I’m not alone in the struggle, but I’m lonely. Most founders suffer in silence and isolation. Depression, sickness, addiction, breakdowns and even suicide are the result. It’s rare for founders to break the silence. I’m doing it today because we deserve it.
It’s popular right now to talk about impostor syndrome, but this isn’t impostor syndrome. This is real and honest. This is a valid experience. I take comfort knowing that my discomfort with this unnatural experience is an appropriate response to the position I’m in. If you are feeling the same thing, know that you’re not damaged goods.
To cope and adapt, I have to make an effort to help myself and ask others to help me. I begin each day by dedicating myself to the service of something greater than myself. I resolve to be fully alive, present in the moment, and to suppress my self-will. I read sacred literature. I journal. Then I go do my best. I end the day by forgiving myself.

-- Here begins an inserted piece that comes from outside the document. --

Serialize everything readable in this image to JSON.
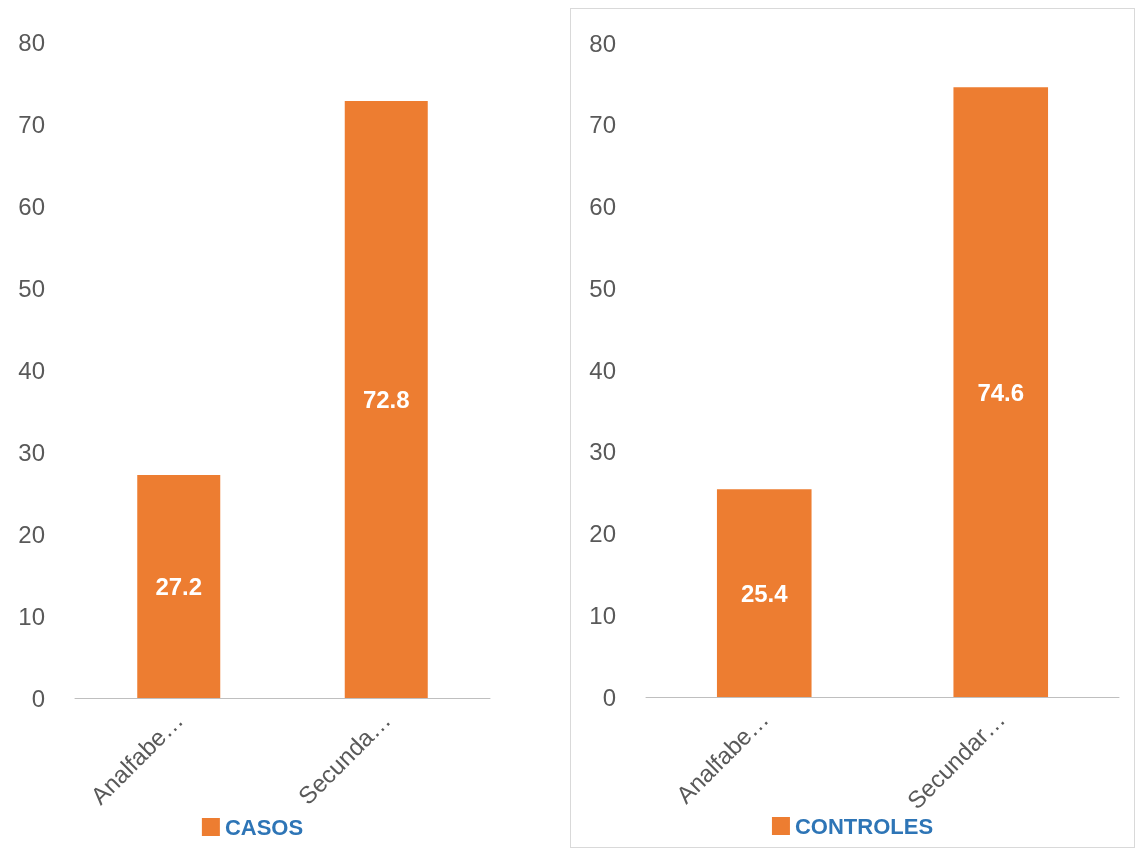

Meditation is a huge part of what keeps me sane. Meditation does not still my mind or stop the intrusive thoughts. It helps me notice and accept what is happening to me, within me, and around me. I worked with an architect, an old man with a lifelong transcendental meditation practice, for years. But I lost it. I had to find a system that actually worked for me. The Headspace book and app helps.
I also ask for help. I’ve reached out to a lot of other founders and talked. They may not know it but they’ve made a huge difference for me. I hope you reach out to me if you need help, too.
I’ve also had to learn to stop trying to do everything myself. I have a team of people who are better at their jobs than I am. I don’t ask them to be my confidantes, but they support me whether they know it or not. And I have advisors, mentors, and a professional coach who make it easier day by day.
It sounds hard. Why do I do it? I do it because of you. You are here for a purpose. You have impact. The world needs you and cannot replace you. You make a difference. But really, I do it for you because doing it for you is doing it for myself. I must be to the world what I want the world to be for me. I get back more than I give. My lows are lower, but my highs are higher too. Thank you. [I wanted to end with a note of inspiration and encouragement, gesturing towards each person’s irreplaceable role in life, but I changed this ending at the last moment.]
I believe that the product, company, and the team serve a greater good. It’s true that it’s hard, but I believe I must be what I want to see in the world. My low times are worse, but my highs are higher. [I chose this ending because I thought the note of encouragement, although important and true, was not consistent with the rest of the talk. The sentiment of the first alternative ending still holds, though.]